Pelemahan rupiah yang terjadi sejak awal tahun dan terus berlanjut hingga periode Ramadan dan Idulfitri 2025 bukan hanya masalah nilai tukar, tetapi juga berpotensi menjadi faktor yang mempercepat inflasi, menggerus daya beli, dan memperbesar beban fiskal negara. “Jika tidak diatasi dengan kebijakan yang tepat dan responsif, dampaknya bisa lebih luas terhadap stabilitas ekonomi nasional,” kata Freesca.

Dalam pandangannya, pemerintah perlu memastikan strategi stabilisasi harga pangan dan energi berjalan efektif. Sementara kebijakan moneter tetap selaras dengan upaya menjaga pertumbuhan ekonomi.

Ia menekankan pentingnya koordinasi yang kuat antara otoritas fiskal dan moneter, serta kebijakan yang berbasis pada data ekonomi yang akurat.

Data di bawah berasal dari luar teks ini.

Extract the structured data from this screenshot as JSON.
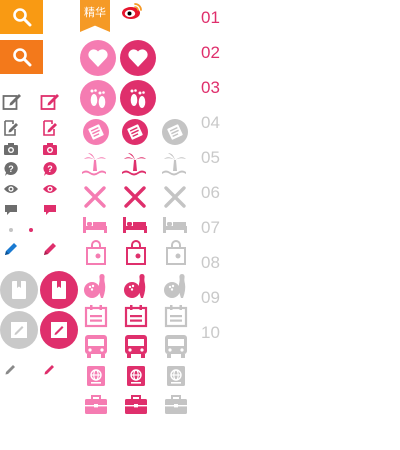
{
  "colors": {
    "orange": "#f99a13",
    "orange_dark": "#f3791b",
    "pink": "#df2f6c",
    "pink_light": "#f57cb2",
    "gray": "#bdbdbd",
    "dark_gray": "#6d6d6d",
    "blue": "#1a7ad1"
  },
  "ribbon": {
    "label": "精华"
  },
  "rank_numbers": [
    "01",
    "02",
    "03",
    "04",
    "05",
    "06",
    "07",
    "08",
    "09",
    "10"
  ],
  "icons": {
    "row_names": [
      "heart",
      "footprint",
      "document",
      "island",
      "food",
      "bed",
      "shopping-bag",
      "bowling",
      "calendar",
      "bus",
      "passport",
      "briefcase"
    ],
    "left_column": [
      "edit",
      "write",
      "camera",
      "question",
      "eye",
      "comment",
      "dot",
      "pencil",
      "bookmark-book",
      "edit-note",
      "small-pencil"
    ]
  }
}
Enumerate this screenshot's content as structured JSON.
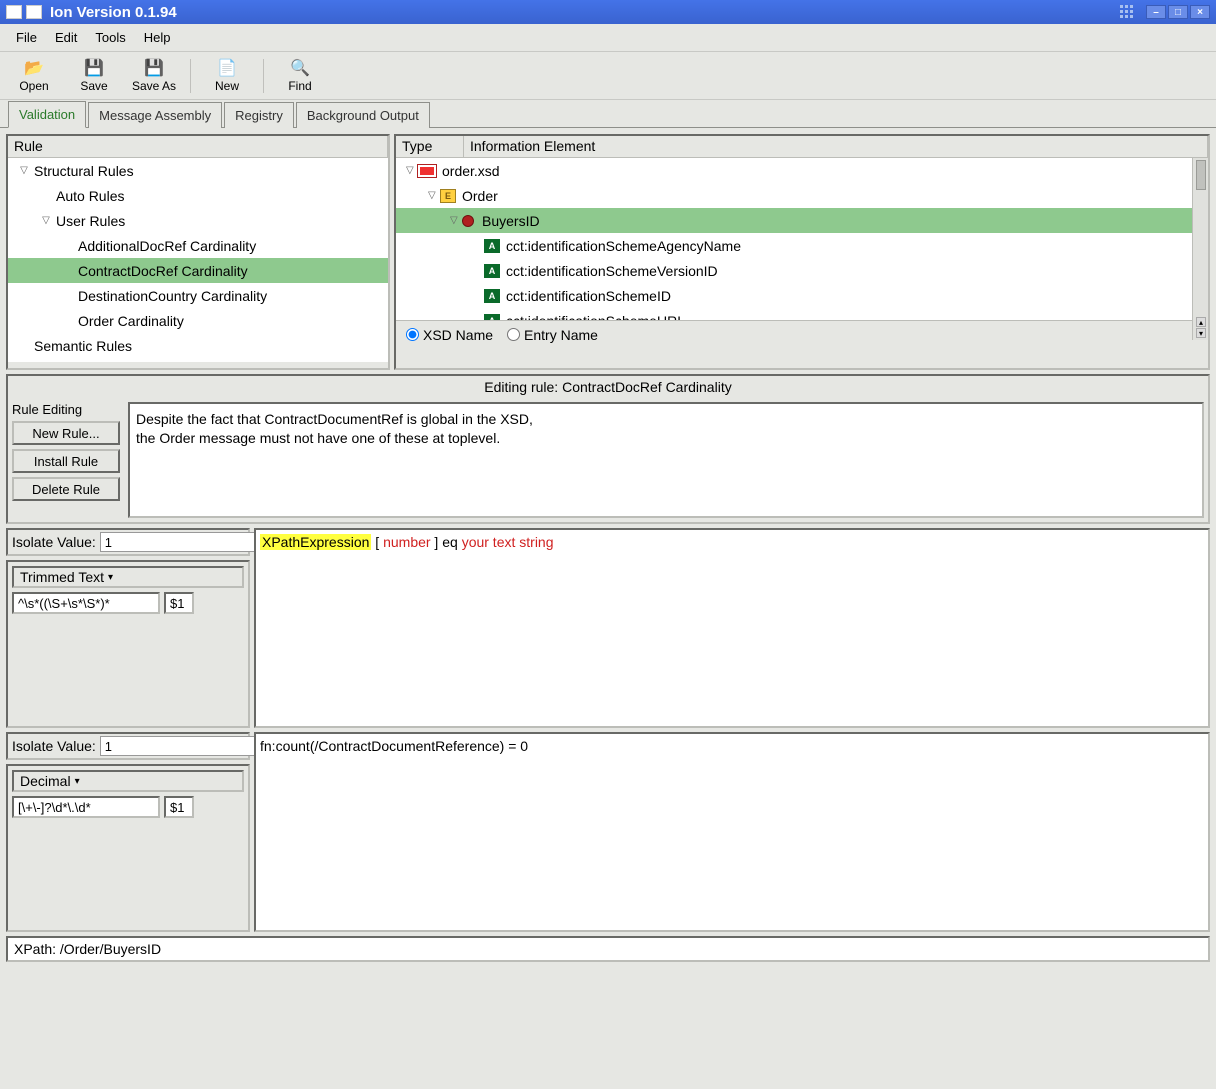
{
  "window": {
    "title": "Ion Version 0.1.94"
  },
  "menu": {
    "file": "File",
    "edit": "Edit",
    "tools": "Tools",
    "help": "Help"
  },
  "toolbar": {
    "open": "Open",
    "save": "Save",
    "saveas": "Save As",
    "new": "New",
    "find": "Find"
  },
  "tabs": [
    "Validation",
    "Message Assembly",
    "Registry",
    "Background Output"
  ],
  "rules": {
    "header": "Rule",
    "items": [
      {
        "label": "Structural Rules",
        "depth": 0,
        "expanded": true
      },
      {
        "label": "Auto Rules",
        "depth": 1
      },
      {
        "label": "User Rules",
        "depth": 1,
        "expanded": true
      },
      {
        "label": "AdditionalDocRef Cardinality",
        "depth": 2
      },
      {
        "label": "ContractDocRef Cardinality",
        "depth": 2,
        "selected": true
      },
      {
        "label": "DestinationCountry Cardinality",
        "depth": 2
      },
      {
        "label": "Order Cardinality",
        "depth": 2
      },
      {
        "label": "Semantic Rules",
        "depth": 0
      }
    ]
  },
  "types": {
    "type_header": "Type",
    "info_header": "Information Element",
    "items": [
      {
        "label": "order.xsd",
        "depth": 0,
        "expanded": true,
        "icon": "file"
      },
      {
        "label": "Order",
        "depth": 1,
        "expanded": true,
        "icon": "E"
      },
      {
        "label": "BuyersID",
        "depth": 2,
        "expanded": true,
        "icon": "dot",
        "selected": true
      },
      {
        "label": "cct:identificationSchemeAgencyName",
        "depth": 3,
        "icon": "A"
      },
      {
        "label": "cct:identificationSchemeVersionID",
        "depth": 3,
        "icon": "A"
      },
      {
        "label": "cct:identificationSchemeID",
        "depth": 3,
        "icon": "A"
      },
      {
        "label": "cct:identificationSchemeURI",
        "depth": 3,
        "icon": "A"
      }
    ],
    "radio": {
      "xsd": "XSD Name",
      "entry": "Entry Name"
    }
  },
  "edit": {
    "title": "Editing rule: ContractDocRef Cardinality",
    "panel_label": "Rule Editing",
    "new_rule": "New Rule...",
    "install_rule": "Install Rule",
    "delete_rule": "Delete Rule",
    "desc_l1": "Despite the fact that ContractDocumentRef is global in the XSD,",
    "desc_l2": "the Order message must not have one of these at toplevel."
  },
  "iso1": {
    "isolate_label": "Isolate Value:",
    "isolate_value": "1",
    "type": "Trimmed Text",
    "pattern": "^\\s*((\\S+\\s*\\S*)*",
    "replace": "$1"
  },
  "expr": {
    "xpath_label": "XPathExpression",
    "lbrack": " [ ",
    "number": "number",
    "rbrack": " ] eq ",
    "text": "your text string"
  },
  "iso2": {
    "isolate_label": "Isolate Value:",
    "isolate_value": "1",
    "type": "Decimal",
    "pattern": "[\\+\\-]?\\d*\\.\\d*",
    "replace": "$1"
  },
  "count_expr": "fn:count(/ContractDocumentReference) = 0",
  "xpath": "XPath: /Order/BuyersID"
}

Pemerintah harus mampu meminimalisasi dampak negatif pelemahan rupiah dan memastikan momentum pertumbuhan ekonomi tetap terjaga meski berada dalam tekanan eksternal.

Setelah melewati masa pemulihan dari pandemi COVID-19, banyak pihak berharap tahun 2025 akan menjadi momentum kebangkitan ekonomi nasional. “Namun, kenyataannya justru sebaliknya. Pertumbuhan ekonomi di kuartal pertama 2025 diperkirakan melambat bahkan bisa jatuh di bawah 5 persen. Penyebab utamanya turunnya daya beli masyarakat, yang diperparah oleh berkurangnya stimulus ekonomi dan bantuan sosial,” tuturnya.

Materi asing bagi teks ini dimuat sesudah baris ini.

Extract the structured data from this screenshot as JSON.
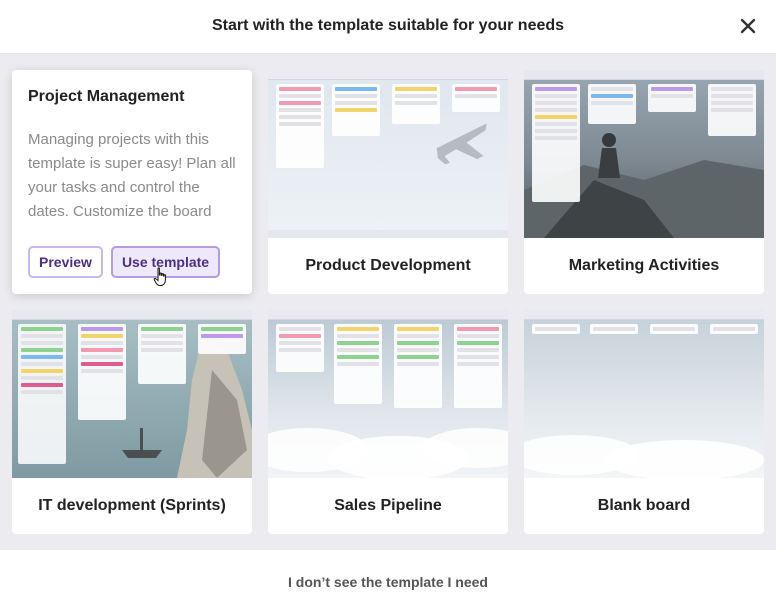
{
  "header": {
    "title": "Start with the template suitable for your needs"
  },
  "expanded": {
    "title": "Project Management",
    "description": "Managing projects with this template is super easy! Plan all your tasks and control the dates. Customize the board",
    "preview_label": "Preview",
    "use_label": "Use template"
  },
  "templates": [
    {
      "name": "Product Development"
    },
    {
      "name": "Marketing Activities"
    },
    {
      "name": "IT development (Sprints)"
    },
    {
      "name": "Sales Pipeline"
    },
    {
      "name": "Blank board"
    }
  ],
  "footer": {
    "link": "I don’t see the template I need"
  }
}
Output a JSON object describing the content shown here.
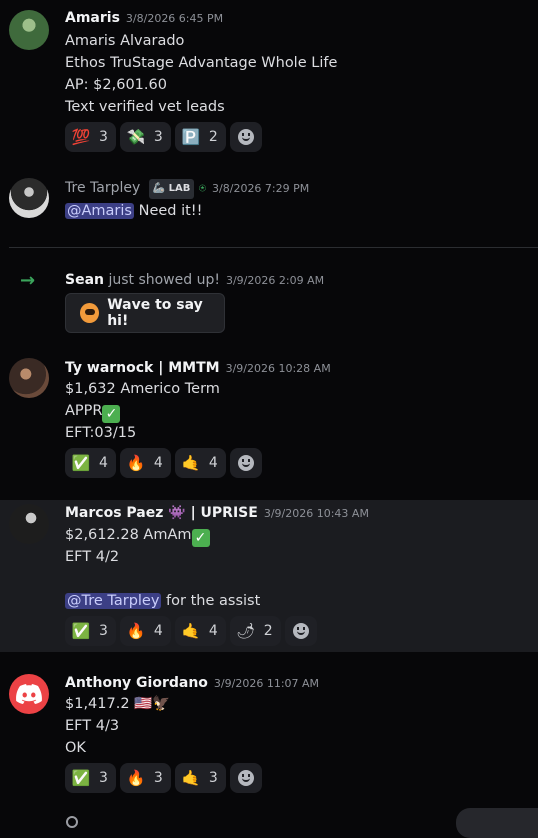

Penurunan daya beli, tambah Fressca, tidak hanya disebabkan oleh absennya stimulus pemerintah, tetapi juga efek dari kebijakan efisiensi anggaran yang semakin membatasi ruang fiskal untuk intervensi ekonomi. “Dalam situasi di mana harga kebutuhan pokok cenderung meningkat, masyarakat kelas menengah ke bawah menghadapi tekanan ekonomi yang lebih berat,” katanya.

Menurut data Badan Pusat Statistik, jumlah penduduk kelas menengah di Indonesia mengalami penyusutan dari 21,5 persen pada 2019 menjadi hanya 17,1 persen pada 2024. “Dalam menghadapi situasi ini, kebijakan ekonomi pemerintah harus lebih proaktif. Tanpa intervensi yang tepat dan terukur, ancaman stagnasi ekonomi di 2025 menjadi semakin nyata,” pungkasnya.

Pelemahan rupiah terhadap dolar AS kini menjadi isu besar. Dalam tiga bulan terakhir, nilai tukar rupiah terus melemah sehingga menimbulkan dampak besar bagi perekonomian nasional. Direktur Eksekutif Celios, Bhima Yudhistira, mengungkapkan terdapat lima faktor utama yang memicu pelemahan rupiah. Salah satunya adalah sentimen negatif terkait kondisi ekonomi dan politik di Amerika Serikat (AS).

Para investor global cenderung mengalihkan aset mereka ke instrumen yang lebih aman (flight to quality) sehingga menyebabkan arus modal keluar dari Indonesia. Tercatat, penjualan bersih asing (net sell) mencapai Rp36,5 triliun dalam tiga bulan terakhir.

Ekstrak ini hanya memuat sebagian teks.